4. Reading Data and Data Types

Video Tutorial

Reading Data

We can use R to read in a number of different types of data, manipulate it, and output it in different ways.

The core type of data we will be using in this class is the .csv or a comma separated values file. A .csv is a text file where each observation is in its own row and each variable or value is, you guessed it, separated by a comma. R can read these types of files in super easily. Let’s download our first comma separated file from the NYC Open Data Portal.

Let’s download the data on for hire vehicles in NYC and read it into R.

If we open a csv in a text editor it looks like this, but R will read it into something called a dataframe which is the tidy format for tabular data (data that has rows and columns).

To read data into R, we are going to need the function read_csv() and need to learn about file paths.

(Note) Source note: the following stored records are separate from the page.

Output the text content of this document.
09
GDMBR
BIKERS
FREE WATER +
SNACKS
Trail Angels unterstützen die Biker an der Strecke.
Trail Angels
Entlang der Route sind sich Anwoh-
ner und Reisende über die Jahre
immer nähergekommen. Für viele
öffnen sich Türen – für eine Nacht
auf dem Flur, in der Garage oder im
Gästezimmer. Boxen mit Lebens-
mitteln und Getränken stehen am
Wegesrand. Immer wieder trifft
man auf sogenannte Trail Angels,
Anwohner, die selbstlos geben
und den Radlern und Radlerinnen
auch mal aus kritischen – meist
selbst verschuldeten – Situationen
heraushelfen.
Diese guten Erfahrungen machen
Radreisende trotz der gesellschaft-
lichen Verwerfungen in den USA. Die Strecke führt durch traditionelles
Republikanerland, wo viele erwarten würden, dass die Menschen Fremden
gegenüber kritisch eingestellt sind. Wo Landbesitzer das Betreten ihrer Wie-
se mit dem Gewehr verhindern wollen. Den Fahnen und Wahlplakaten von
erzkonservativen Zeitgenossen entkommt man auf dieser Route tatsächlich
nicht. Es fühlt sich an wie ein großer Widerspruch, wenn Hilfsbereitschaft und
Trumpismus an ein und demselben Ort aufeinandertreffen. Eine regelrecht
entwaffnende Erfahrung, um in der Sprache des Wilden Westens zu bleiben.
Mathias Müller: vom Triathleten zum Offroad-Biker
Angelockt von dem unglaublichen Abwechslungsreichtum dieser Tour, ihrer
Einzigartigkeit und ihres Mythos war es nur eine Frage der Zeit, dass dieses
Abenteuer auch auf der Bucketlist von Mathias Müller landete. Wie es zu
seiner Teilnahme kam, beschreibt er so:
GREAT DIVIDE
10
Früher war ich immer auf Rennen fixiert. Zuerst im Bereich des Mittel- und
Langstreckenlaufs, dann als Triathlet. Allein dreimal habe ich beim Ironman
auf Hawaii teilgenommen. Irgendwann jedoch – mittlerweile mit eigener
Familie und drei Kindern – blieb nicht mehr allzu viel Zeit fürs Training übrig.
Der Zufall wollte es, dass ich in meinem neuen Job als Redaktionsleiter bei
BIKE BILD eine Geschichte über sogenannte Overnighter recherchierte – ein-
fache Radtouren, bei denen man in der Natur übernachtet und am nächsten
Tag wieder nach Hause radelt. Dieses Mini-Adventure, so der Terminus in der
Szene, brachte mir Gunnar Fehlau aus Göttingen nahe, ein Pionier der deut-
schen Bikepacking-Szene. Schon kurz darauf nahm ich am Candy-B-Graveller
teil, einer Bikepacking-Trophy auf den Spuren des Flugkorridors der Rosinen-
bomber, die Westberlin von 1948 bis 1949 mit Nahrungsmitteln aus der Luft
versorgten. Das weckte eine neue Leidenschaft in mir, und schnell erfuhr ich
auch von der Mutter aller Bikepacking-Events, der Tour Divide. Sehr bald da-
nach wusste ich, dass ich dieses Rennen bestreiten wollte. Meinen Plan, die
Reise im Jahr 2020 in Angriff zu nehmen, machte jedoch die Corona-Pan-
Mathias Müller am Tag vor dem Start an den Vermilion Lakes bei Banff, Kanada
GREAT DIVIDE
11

In order for R to read in the file, we need to tell R where the file is. We can do that with an absolute or a local path. An absolute path is the exact location of the file on your computer. For me, when I downloaded this file it went to my downloads folder - a path that looks something like this: /Users/patrickspauster/Downloads/For_Hire_Vehicles__FHV__-_Active.csv. You can look up the path to a file by navigating to the file in finder or windows explorer and right clicking to “Get Info”. I could read it in by using read_csv("/Users/patrickspauster/Downloads/For_Hire_Vehicles__FHV__-_Active.csv").

But, not everyone who views my work or wants to run my code will have the same file structure on their computer. If i sent this code to someone and they tried to run it, they would get an error. That’s where the R project and a local path comes in handy.

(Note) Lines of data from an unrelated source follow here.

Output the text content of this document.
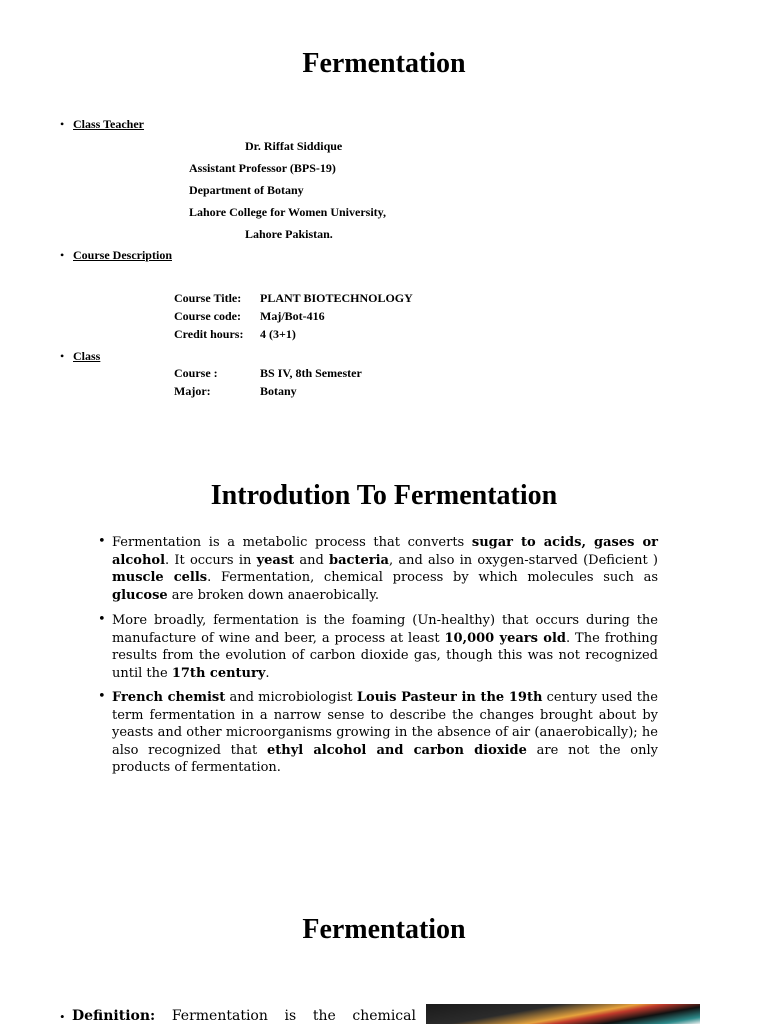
Fermentation
• Class Teacher
Dr. Riffat Siddique
Assistant Professor (BPS-19)
Department of Botany
Lahore College for Women University,
Lahore Pakistan.
• Course Description
Course Title: PLANT BIOTECHNOLOGY
Course code: Maj/Bot-416
Credit hours: 4 (3+1)
• Class
Course :	BS IV, 8th Semester
Major:	Botany
Introdution To Fermentation
• Fermentation is a metabolic process that converts sugar to acids, gases or alcohol. It occurs in yeast and bacteria, and also in oxygen-starved (Deficient ) muscle cells. Fermentation, chemical process by which molecules such as glucose are broken down anaerobically.
• More broadly, fermentation is the foaming (Un-healthy) that occurs during the manufacture of wine and beer, a process at least 10,000 years old. The frothing results from the evolution of carbon dioxide gas, though this was not recognized until the 17th century.
• French chemist and microbiologist Louis Pasteur in the 19th century used the term fermentation in a narrow sense to describe the changes brought about by yeasts and other microorganisms growing in the absence of air (anaerobically); he also recognized that ethyl alcohol and carbon dioxide are not the only products of fermentation.
Fermentation
• Definition: Fermentation is the chemical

Now, save a copy of For_Hire_Vehicles__FHV__-_Active.csv to your project folder. When you do, you should see it appear in the file explorer in the bottom right of your R Studio window. Now we can access the .csv using a local path. Because we have the R project open, R will start looking in the project folder. Now we can run read_csv on our file without having to look up the path.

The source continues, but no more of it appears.